Renowned local sculptor Mick Henson shares the secrets of his art
The artist has his public sculptures displayed across the county
Sculptor Mick Henson is an engineer by trade. Now he uses those skills to create works of art that can be seen throughout the county. He talks to Julia Thorley about how this came about.
When Mick Henson left school in the 1980s, he started working in the maintenance department of a shoe factory in Wollaston, then moved into the tanning trade. Both these jobs involved him in rebuilding and fixing machines, and all this experience was great training for the creation of his, often huge, sculptures, which he makes from sheets of metal and reclaimed materials.
Mick’s development as an artist seems to have come about almost by accident, through a series of events, connections and opportunities.
“Everything I know about sculpture has been learned along the way, through research and practice. The only formal art training I’ve had was when I took a course on ceramics through Tresham College in Kettering.
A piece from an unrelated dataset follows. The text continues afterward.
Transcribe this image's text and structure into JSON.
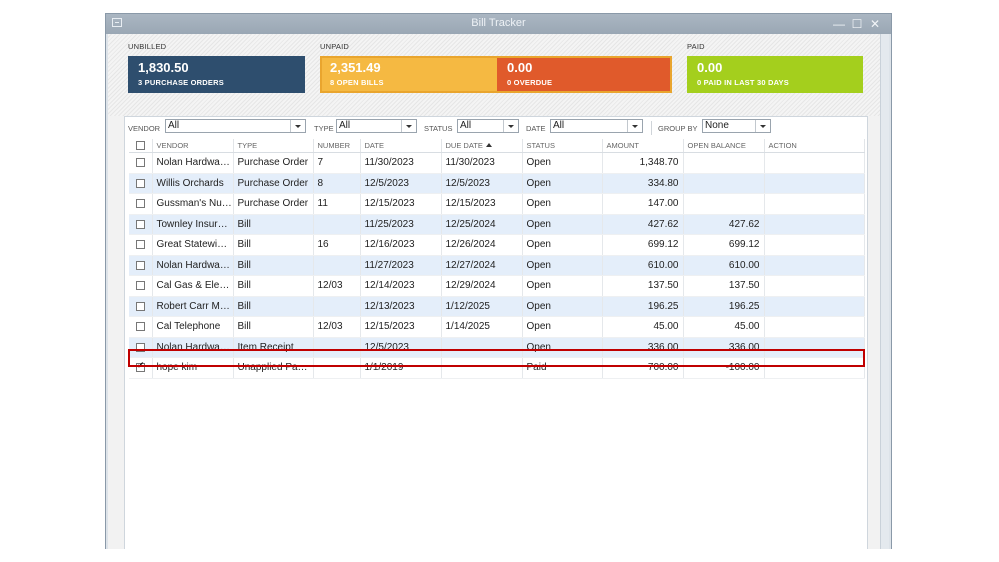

I met some lovely people there and I’m still in touch with them.”
From the start, he made a conscious decision never to pay for materials, but to use only recycled and repurposed resources that other people might consider as junk.
“I had a work contact who was able to get me some waste resin that was no longer fit for commercial use, and I explored papier-mâché-style working. I sprayed the finished piece with sand from a builders’ merchant and the result was that it looked as though it had been carved from stone. It ended up on display in Weston Favell library and there was an article about it in the Northampton Chronicle.”
Changes in his personal life led to him exploring new experiences and opportunities for developing his art projects.
“These were tough times, but I started noticing a resurgence in what you might call pop-up art. I was working away in my shed at home, hammering and welding, and I created a mask out of steel, which I hung on my wall. I decided it needed a companion, so I started building a fantasy piece, complete with dragon. This became a bit of an obsession; it was all I could think about.
“Then friends from the ceramics course told me that some low-rent art studios were available at Barton Hall, which was owned by the Wicksteed Trust. This was in 2006, I think, and I was there for about six years. I had a barn with plenty of space to create my big pieces. The biggest sculpture I built at my studio there was made from conveyor beds I used to work on before being made redundant. I had been working shifts, which meant I had time to spend on my art projects, but redundancy gave me the push to focus on art full time.
“This all led to more of my work being exhibited. Then a chat with someone I knew at Corus Steel led to a commission of a piece called Weightlifter, made out of 16-gauge tin, and this got me more publicity, which was great.”
Mick’s first public sculpture was created for the fifth anniversary of the Castle Theatre in Wellingborough, and is still on display outside the main entrance. It’s called Son of the Soil and is one of a set of four pieces inspired by the elements. The other three went to Wollaston Museum.
Mick has worked in schools, and enjoys encouraging young people to explore their creativity. One example is a project he did with Wrenn School in Wellingborough where they created an archer to commemorate the London Olympics in 2012. The rusty steel the school wanted was provided by a local building firm.
“I also did a lovely project with Park Junior School in Kettering. I’d been given a load of clicking press knives used to cut out shoe components. I used them to make shoe patterns in card and gave them to the children to put designs on. The plan was to make a big sculpture of a shoe to go into Kettering Manor House Museum, but then we went into lockdown and the children never got to see the finished article, which was a real shame.”
Another reclamation project is a creature made out of old fire extinguishers, sprayed red and assembled in situ at 78 Derngate, Northampton. (Most of his sculptures can be taken apart to move them and then rebuilt.) He has since added some automation so this model can send out jets of fire and water! He has also made a robot called 09, which lives at his shed.
As well as outside the Castle, Mick’s work has been widely exhibited. At the Open Studios exhibition at Lamport Hall, two of his pieces – the Knight and the Weightlifter – were on show, and his Kneeling Knight is a popular sight at Wicksteed Park.
As he says to his students, “If you can make it out of cardboard, I can make it in steel!”